Wednesday 22 January 2020

Tuesday, 21 January 2020 (4.76)

The last reading stopped at: “back anyhow” (4.76)


Summary of the beginning of episode 4:

We meet Mr Bloom for the first time in this episode. It is 8 am. Bloom is in his kitchen preparing breakfast. He is also putting her breakfast things on the humpy tray (4.7).
In the very first paragraph we come to know about the kind of food he relishes(Most of all he like[s] grilled mutton kidneys which [give] to his palate a fine tang of faintly scented urine; 4.3). A cat is keeping his company, mewing Mkgnao, Mrkgnao, and then Mrkrgnao, asking for milk in the cat's language! After pouring some milk in a saucer for the cat, and watching her shining whiskers as she licks, and wondering whether the whiskers are a kind of feelers, Bloom moves his attention to the breakfast tray he is preparing.
He knows that she [doesn't] like her plate full (4.11). Deciding against ham and eggs, he decides to walk to the butcher, Dlugacz, to buy pork kidney. He calls out softly by the bedroom door whether she wants anything for breakfast. He hears a 'Mn' in answer, and the jingling of the loose brass quoits of the bedstead (4.59).
He picks up his hat from the peg, the crown of which carries the legend, Plato's high grade ha (4.69). Obviously the sweat has erased the last letter of the word 'hat'! After making sure that a white slip of paper (4.70) was still quite safe (4.71) inside the leather headband of the hat, Bloom steps out of the house after just pulling the door close without locking it, as he does not find the latchkey in his pocket. 
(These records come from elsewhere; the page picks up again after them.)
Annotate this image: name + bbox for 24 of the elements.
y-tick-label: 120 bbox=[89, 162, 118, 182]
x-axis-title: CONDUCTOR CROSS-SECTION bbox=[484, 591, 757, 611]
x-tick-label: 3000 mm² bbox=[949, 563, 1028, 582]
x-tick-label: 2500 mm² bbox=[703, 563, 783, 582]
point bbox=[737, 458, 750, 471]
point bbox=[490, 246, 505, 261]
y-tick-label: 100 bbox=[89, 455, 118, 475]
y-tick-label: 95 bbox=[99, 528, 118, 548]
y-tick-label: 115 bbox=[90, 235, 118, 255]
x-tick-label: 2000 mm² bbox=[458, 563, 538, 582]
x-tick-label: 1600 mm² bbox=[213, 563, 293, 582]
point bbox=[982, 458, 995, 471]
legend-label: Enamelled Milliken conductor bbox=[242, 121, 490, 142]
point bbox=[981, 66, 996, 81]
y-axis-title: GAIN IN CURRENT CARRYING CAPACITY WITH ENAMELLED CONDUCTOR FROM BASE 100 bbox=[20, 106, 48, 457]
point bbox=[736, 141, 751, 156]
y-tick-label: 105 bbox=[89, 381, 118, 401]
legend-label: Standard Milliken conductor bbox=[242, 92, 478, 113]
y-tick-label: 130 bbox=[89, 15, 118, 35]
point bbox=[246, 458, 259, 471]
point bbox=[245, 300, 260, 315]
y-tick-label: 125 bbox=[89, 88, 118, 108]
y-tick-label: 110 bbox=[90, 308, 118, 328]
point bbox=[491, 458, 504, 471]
Summary of the end of episode 3:

The tide comes in. The water reminds Stephen of the drowned man he had heard about that morning. He pictures to himself how the corpse [rises] saltwhite from the undertow, bobbling a pace a pace a porpoise landward (3.472). Imagining how a quiver of minnows (3.476) will be swimming around the corpse, Stephen tells himself God becomes man becomes fish becomes barnacle goose becomes featherbed mountain (3.477). In this one sentence God, Jesus, the Featherbed Mountain south of Dublin are brought together explaining the name Proteus, Joyce gave to this episode. 


Still thoughts of Mulligan are not far from Stephen's mind. He searches for the handkerchief Mulligan had taken that morning to wipe his razor blade. Not finding it, Stephen places the snot he had picked from his nostril on a rock, and gets ready to move. Because all days make their end. By the way . . . Tuesday will be the longest day*** (3.490).